One of the most popular newcomers to this year’s Oxfordshire Artweeks festival, which took place in May, was Nadia Ryzhakova, an artist whose paintings are inspired by the beauty of the Cotswolds in summer, and the joy she finds here in an environment that is starkly different to the place in which she spent her childhood.
“I grew up in Tver in Russia, a small town halfway between Moscow and St Petersburg. It was a monotonous urban environment of austere tower blocks – there were no parks in the town and very little opportunity to enjoy the great outdoors. The education system too was very traditional and there was little in daily life to feed a child’s creativity – I always had a questioning mind and I remember feeling very confined. In the summer though I would spend time with my grandmother and get closer to nature letting my imagination run, fuelled perhaps by the traditional stories that were part and parcel of any Russian childhood.

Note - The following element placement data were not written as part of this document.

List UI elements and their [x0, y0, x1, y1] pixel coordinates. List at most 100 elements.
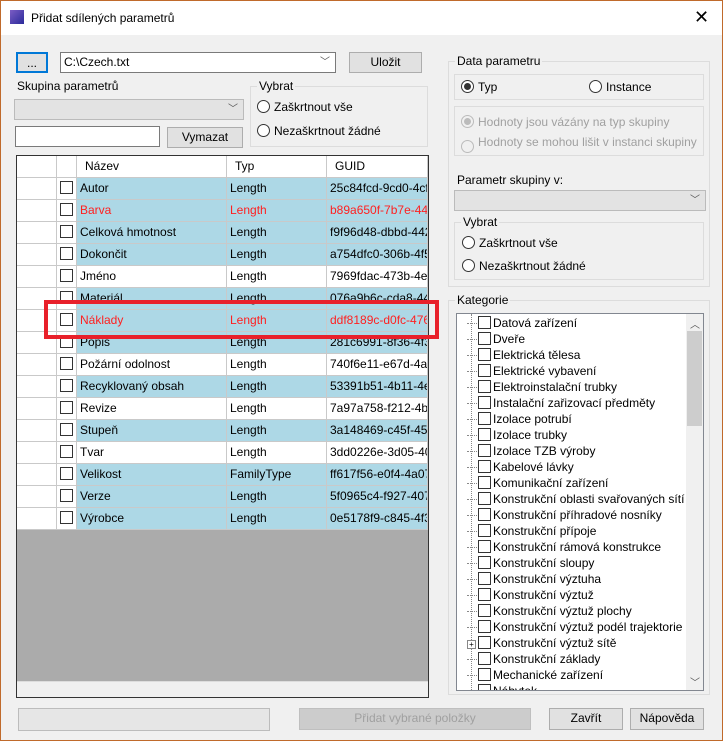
- category-item[interactable]: Elektrická tělesa: [467, 347, 580, 363]
- category-item[interactable]: Elektrické vybavení: [467, 363, 596, 379]
- table-row[interactable]: Verze Length 5f0965c4-f927-407e-: [17, 486, 428, 508]
- help-button[interactable]: Nápověda: [630, 708, 704, 730]
- row-header[interactable]: [17, 244, 57, 266]
- category-item[interactable]: Konstrukční výztuž: [467, 587, 594, 603]
- table-row[interactable]: Recyklovaný obsah Length 53391b51-4b11-4…: [17, 376, 428, 398]
- column-header-name[interactable]: Název: [77, 156, 227, 178]
- scroll-up-icon[interactable]: ︿: [690, 316, 700, 331]
- category-item[interactable]: Konstrukční výztuž plochy: [467, 603, 632, 619]
- row-header[interactable]: [17, 486, 57, 508]
- category-item[interactable]: Dveře: [467, 331, 525, 347]
- checkbox-icon[interactable]: [478, 572, 491, 585]
- category-item[interactable]: Konstrukční rámová konstrukce: [467, 539, 661, 555]
- checkbox-icon[interactable]: [478, 588, 491, 601]
- vertical-scrollbar[interactable]: ︿ ﹀: [686, 314, 703, 690]
- checkbox-icon[interactable]: [478, 620, 491, 633]
- checkbox-icon[interactable]: [478, 556, 491, 569]
- table-row[interactable]: Požární odolnost Length 740f6e11-e67d-4a…: [17, 354, 428, 376]
- clear-button[interactable]: Vymazat: [167, 127, 243, 148]
- checkbox-icon[interactable]: [478, 348, 491, 361]
- categories-tree[interactable]: Datová zařízení Dveře Elektrická tělesa Ele…: [456, 313, 704, 691]
- filter-input[interactable]: [15, 126, 160, 147]
- checkbox-icon[interactable]: [478, 636, 491, 649]
- checkbox-icon[interactable]: [478, 364, 491, 377]
- column-header-type[interactable]: Typ: [227, 156, 327, 178]
- category-item[interactable]: Datová zařízení: [467, 315, 577, 331]
- category-item[interactable]: Konstrukční výztuž podél trajektorie: [467, 619, 682, 635]
- table-row[interactable]: Celková hmotnost Length f9f96d48-dbbd-44…: [17, 222, 428, 244]
- checkbox-icon[interactable]: [478, 428, 491, 441]
- checkbox-icon[interactable]: [478, 476, 491, 489]
- checkbox-icon[interactable]: [478, 508, 491, 521]
- row-header[interactable]: [17, 464, 57, 486]
- row-checkbox[interactable]: [57, 442, 77, 464]
- checkbox-icon[interactable]: [478, 540, 491, 553]
- group-param-combo[interactable]: ﹀: [14, 99, 244, 120]
- scroll-down-icon[interactable]: ﹀: [690, 674, 700, 689]
- row-header[interactable]: [17, 508, 57, 530]
- column-header-guid[interactable]: GUID: [327, 156, 428, 178]
- row-checkbox[interactable]: [57, 464, 77, 486]
- row-header[interactable]: [17, 442, 57, 464]
- type-radio[interactable]: Typ: [461, 80, 497, 94]
- category-item[interactable]: Elektroinstalační trubky: [467, 379, 617, 395]
- uncheck-all-radio[interactable]: Nezaškrtnout žádné: [462, 259, 586, 273]
- category-item[interactable]: Konstrukční oblasti svařovaných sítí: [467, 491, 684, 507]
- checkbox-icon[interactable]: [478, 412, 491, 425]
- category-item[interactable]: Konstrukční přípoje: [467, 523, 596, 539]
- close-button[interactable]: Zavřít: [549, 708, 623, 730]
- category-item[interactable]: Nábytek: [467, 683, 537, 690]
- check-all-radio[interactable]: Zaškrtnout vše: [462, 236, 558, 250]
- table-row[interactable]: Revize Length 7a97a758-f212-4b3d: [17, 398, 428, 420]
- checkbox-icon[interactable]: [478, 316, 491, 329]
- checkbox-icon[interactable]: [478, 380, 491, 393]
- group-under-combo[interactable]: ﹀: [454, 190, 706, 211]
- category-item[interactable]: Mechanické zařízení: [467, 667, 603, 683]
- save-button[interactable]: Uložit: [349, 52, 422, 73]
- row-checkbox[interactable]: [57, 266, 77, 288]
- close-icon[interactable]: ✕: [694, 7, 709, 28]
- category-item[interactable]: Izolace TZB výroby: [467, 443, 595, 459]
- row-header[interactable]: [17, 178, 57, 200]
- row-checkbox[interactable]: [57, 376, 77, 398]
- check-all-radio[interactable]: Zaškrtnout vše: [257, 100, 353, 114]
- category-item[interactable]: Izolace trubky: [467, 427, 567, 443]
- category-item[interactable]: Instalační zařizovací předměty: [467, 395, 655, 411]
- browse-button[interactable]: ...: [16, 52, 48, 73]
- table-row[interactable]: Výrobce Length 0e5178f9-c845-4f3c-: [17, 508, 428, 530]
- row-checkbox[interactable]: [57, 178, 77, 200]
- category-item[interactable]: Konstrukční příhradové nosníky: [467, 507, 662, 523]
- checkbox-icon[interactable]: [478, 460, 491, 473]
- checkbox-icon[interactable]: [478, 604, 491, 617]
- table-row[interactable]: Autor Length 25c84fcd-9cd0-4cfa-: [17, 178, 428, 200]
- category-item[interactable]: Konstrukční sloupy: [467, 555, 594, 571]
- category-item[interactable]: Izolace potrubí: [467, 411, 572, 427]
- row-checkbox[interactable]: [57, 200, 77, 222]
- category-item[interactable]: Konstrukční základy: [467, 651, 600, 667]
- uncheck-all-radio[interactable]: Nezaškrtnout žádné: [257, 124, 381, 138]
- row-header[interactable]: [17, 200, 57, 222]
- checkbox-icon[interactable]: [478, 668, 491, 681]
- row-header[interactable]: [17, 376, 57, 398]
- add-selected-button[interactable]: Přidat vybrané položky: [299, 708, 531, 730]
- checkbox-icon[interactable]: [478, 492, 491, 505]
- expand-plus-icon[interactable]: +: [467, 640, 476, 649]
- checkbox-icon[interactable]: [478, 396, 491, 409]
- table-row[interactable]: Tvar Length 3dd0226e-3d05-402a: [17, 442, 428, 464]
- row-header[interactable]: [17, 420, 57, 442]
- category-item[interactable]: + Konstrukční výztuž sítě: [467, 635, 616, 651]
- row-checkbox[interactable]: [57, 354, 77, 376]
- row-header[interactable]: [17, 266, 57, 288]
- checkbox-icon[interactable]: [478, 332, 491, 345]
- row-checkbox[interactable]: [57, 508, 77, 530]
- row-checkbox[interactable]: [57, 486, 77, 508]
- table-row[interactable]: Dokončit Length a754dfc0-306b-4f5f-b: [17, 244, 428, 266]
- category-item[interactable]: Konstrukční výztuha: [467, 571, 601, 587]
- row-header[interactable]: [17, 222, 57, 244]
- row-checkbox[interactable]: [57, 222, 77, 244]
- row-checkbox[interactable]: [57, 398, 77, 420]
- scroll-thumb[interactable]: [687, 331, 702, 426]
- row-header[interactable]: [17, 398, 57, 420]
- checkbox-icon[interactable]: [478, 684, 491, 690]
- table-row[interactable]: Stupeň Length 3a148469-c45f-458a: [17, 420, 428, 442]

“I studied art in Moscow where the focus is on monumental art – giant paintings in the built environment - including the mosaics and murals which were very popular in the Soviet era as well as icons of the Russian Orthodox Church. It was an academically strong but prescriptive approach with a focus on anatomy, and I dreamt of following my own path.

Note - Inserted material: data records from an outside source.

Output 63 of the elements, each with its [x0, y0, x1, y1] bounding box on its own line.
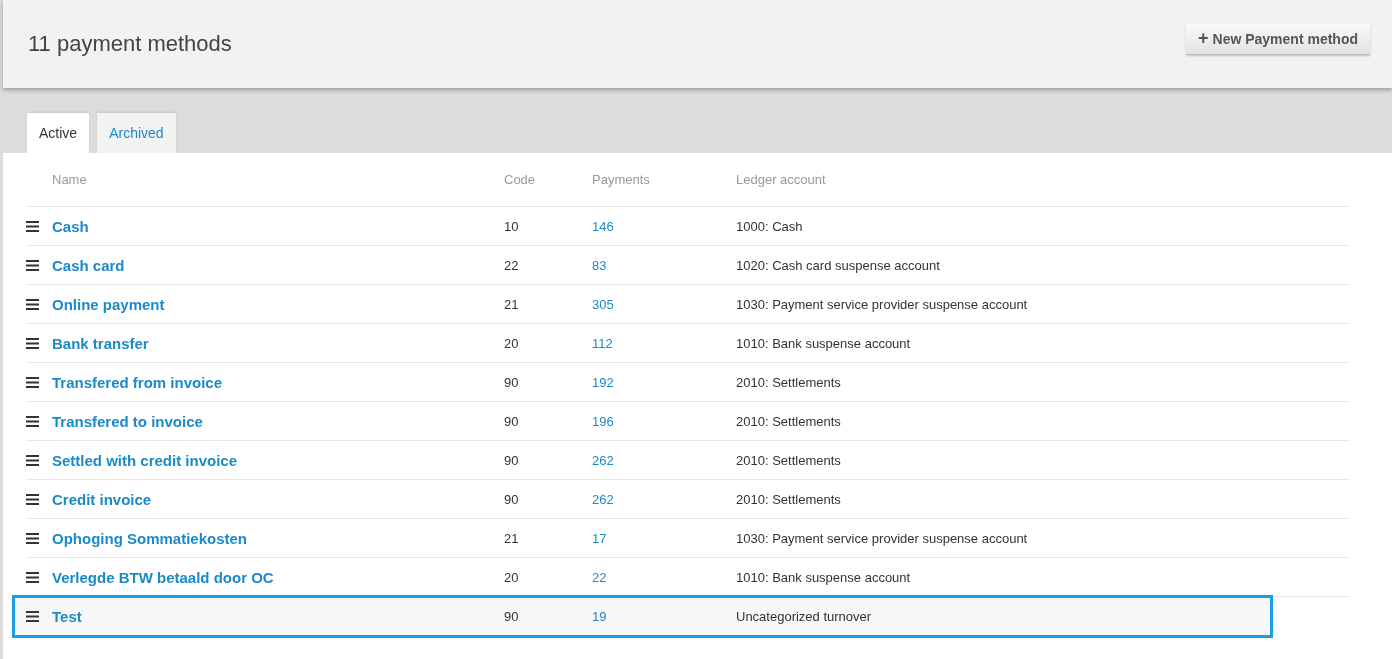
code-cell-text: 90 — [504, 413, 520, 429]
column-header: Code — [504, 172, 537, 187]
code-cell-text: 21 — [504, 296, 520, 312]
payment-method-link[interactable]: Transfered to invoice — [52, 412, 504, 430]
payments-count-link[interactable]: 146 — [592, 218, 736, 234]
payment-method-link[interactable]: Test — [52, 607, 504, 625]
code-cell-text: 20 — [504, 335, 520, 351]
payment-method-link[interactable]: Online payment — [52, 295, 504, 313]
payments-count-link[interactable]: 19 — [592, 608, 736, 624]
code-cell-text: 90 — [504, 608, 520, 624]
column-header: Payments — [592, 172, 651, 187]
payments-count-link[interactable]: 196 — [592, 413, 736, 429]
payments-count-link[interactable]: 192 — [592, 374, 736, 390]
payment-method-link[interactable]: Ophoging Sommatiekosten — [52, 529, 504, 547]
drag-handle-icon[interactable] — [26, 454, 39, 466]
payment-method-link[interactable]: Settled with credit invoice — [52, 451, 504, 469]
new-payment-method-button[interactable]: + New Payment method — [1186, 23, 1370, 55]
ledger-account-cell-text: 1030: Payment service provider suspense account — [736, 530, 1029, 546]
payments-count-link[interactable]: 17 — [592, 530, 736, 546]
payment-method-link[interactable]: Verlegde BTW betaald door OC — [52, 568, 504, 586]
payments-count-link[interactable]: 22 — [592, 569, 736, 585]
code-cell-text: 90 — [504, 452, 520, 468]
payment-method-link[interactable]: Transfered from invoice — [52, 373, 504, 391]
payment-method-link[interactable]: Cash — [52, 217, 504, 235]
code-cell-text: 10 — [504, 218, 520, 234]
ledger-account-cell-text: 1010: Bank suspense account — [736, 569, 912, 585]
drag-handle-icon[interactable] — [26, 259, 39, 271]
drag-handle-icon[interactable] — [26, 532, 39, 544]
ledger-account-cell-text: 1020: Cash card suspense account — [736, 257, 941, 273]
drag-handle-icon[interactable] — [26, 415, 39, 427]
code-cell-text: 22 — [504, 257, 520, 273]
column-header: Ledger account — [736, 172, 827, 187]
ledger-account-cell-text: 2010: Settlements — [736, 374, 842, 390]
drag-handle-icon[interactable] — [26, 298, 39, 310]
payments-count-link[interactable]: 83 — [592, 257, 736, 273]
ledger-account-cell-text: 1010: Bank suspense account — [736, 335, 912, 351]
drag-handle-icon[interactable] — [26, 571, 39, 583]
code-cell-text: 20 — [504, 569, 520, 585]
code-cell-text: 90 — [504, 374, 520, 390]
payments-count-link[interactable]: 305 — [592, 296, 736, 312]
payments-count-link[interactable]: 262 — [592, 491, 736, 507]
ledger-account-cell-text: 2010: Settlements — [736, 413, 842, 429]
ledger-account-cell-text: 2010: Settlements — [736, 452, 842, 468]
payment-method-link[interactable]: Credit invoice — [52, 490, 504, 508]
ledger-account-cell-text: 2010: Settlements — [736, 491, 842, 507]
drag-handle-icon[interactable] — [26, 220, 39, 232]
drag-handle-icon[interactable] — [26, 610, 39, 622]
payments-count-link[interactable]: 262 — [592, 452, 736, 468]
tab[interactable]: Archived — [97, 113, 176, 153]
ledger-account-cell-text: 1000: Cash — [736, 218, 804, 234]
payment-method-link[interactable]: Bank transfer — [52, 334, 504, 352]
drag-handle-icon[interactable] — [26, 337, 39, 349]
ledger-account-cell-text: 1030: Payment service provider suspense account — [736, 296, 1029, 312]
code-cell-text: 90 — [504, 491, 520, 507]
ledger-account-cell-text: Uncategorized turnover — [736, 608, 873, 624]
drag-handle-icon[interactable] — [26, 376, 39, 388]
page-title: 11 payment methods — [28, 31, 232, 57]
column-header: Name — [52, 172, 88, 187]
drag-handle-icon[interactable] — [26, 493, 39, 505]
tab[interactable]: Active — [27, 113, 90, 153]
payments-count-link[interactable]: 112 — [592, 335, 736, 351]
payment-method-link[interactable]: Cash card — [52, 256, 504, 274]
code-cell-text: 21 — [504, 530, 520, 546]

“Although there was very little opportunity in my early childhood, society was changing with perestroika and Russia’s borders became less strict in the 1990s. We began to see life outside Russia and I had the urge to see as much as possible. I also loved the idea of living somewhere else rather than just visiting it as to see life from within a place is very different from the experience of passing through – so I changed everything!
“Although I didn’t know a soul in the UK, I decided to move to London. I was amazed by it. There were so many parks that you could forget you were in a city and lose yourself in greenery right in the heart of so much history and beauty. I loved it.
“It was tough in Russia when I was growing up, and I could see that even more clearly once I could compare. It wasn’t even a question of whether you had money or not, though many people didn’t – there was nothing to buy! We had food cards restricting the amount we could buy when I was tiny but my parents had spent their whole lives in the communist era. It was my father’s dream therefore that I would have freedom and choices he’d never had, and they supported my adventure. They thought anywhere would be better than Russia!
“In London I learnt English and took a Masters in Culture Policy and Management. I was then working in an art gallery and living in a small room with nowhere to paint and no room for material when I visited the exhibition of David Hockney’s art at the Royal Academy and saw his iPad drawings. That was a solution for me – I began drawing digitally and posting my work online. It became popular and led to me running a number of courses at the V&A. Although I enjoyed this phase of my art, the iPad does have limitations and it’s a very sterile media. I felt the lure of real paint; I itched for the smell and the mess!
“Coincidentally this yearning to paint in the real world coincided with a move to the Cotswolds which inspired a new approach to my work celebrating gentle green rolling hills. It was triggered by the feeling of living immersed in the countryside, and such wonderful friendly places. In Russia, the open spaces are wild and you need to be properly equipped to visit them. Here everything is so perfect, clean and neat – there’s almost a naivety about it, as if you are strolling through the idealised set of an innocent children’s TV show like Shaun The Sheep! For me, living in the Cotswolds is like living in a fairy-tale. There are many secret spots to discover and stories to uncover – I love hearing the age-old legends associated with them. Wandering in the ancient Forest of Dean, it’s as if it isn’t quite of this world, like you have stepped into another story. It is this mystical timeless flavour that I try to capture in my paintings.
“I try and depict the feeling I get in a place rather than the actual view so I might focus on the mist rising in the early morning or the warm gentle light sunshine coming through the trees. If the background is a little hazy it leaves room for the imagination – perhaps you can only guess what’s in the landscape beyond.
“I paint how I feel about reality rather than how I see it. I am driven by an experiment with visual form. I provoke accidents to happen in paintings by making splashes of paint or letting paint flow freely on the surface of the canvas. Then out of that abstract, by placing a few details I would guide the viewer’s perception towards the idea that inspired me and let their imagination do the rest.”
Nadia generally begins by painting an abstracted landscape before adding an animal or two to populate the land and tell a story, adding an extra dimension with its character, meaning and sometimes a touch of whimsy. Painted in a peaceful Cirencester studio, the finished pieces have the serenity of classical music, and they’re a perfect view in front of which to relax this summer.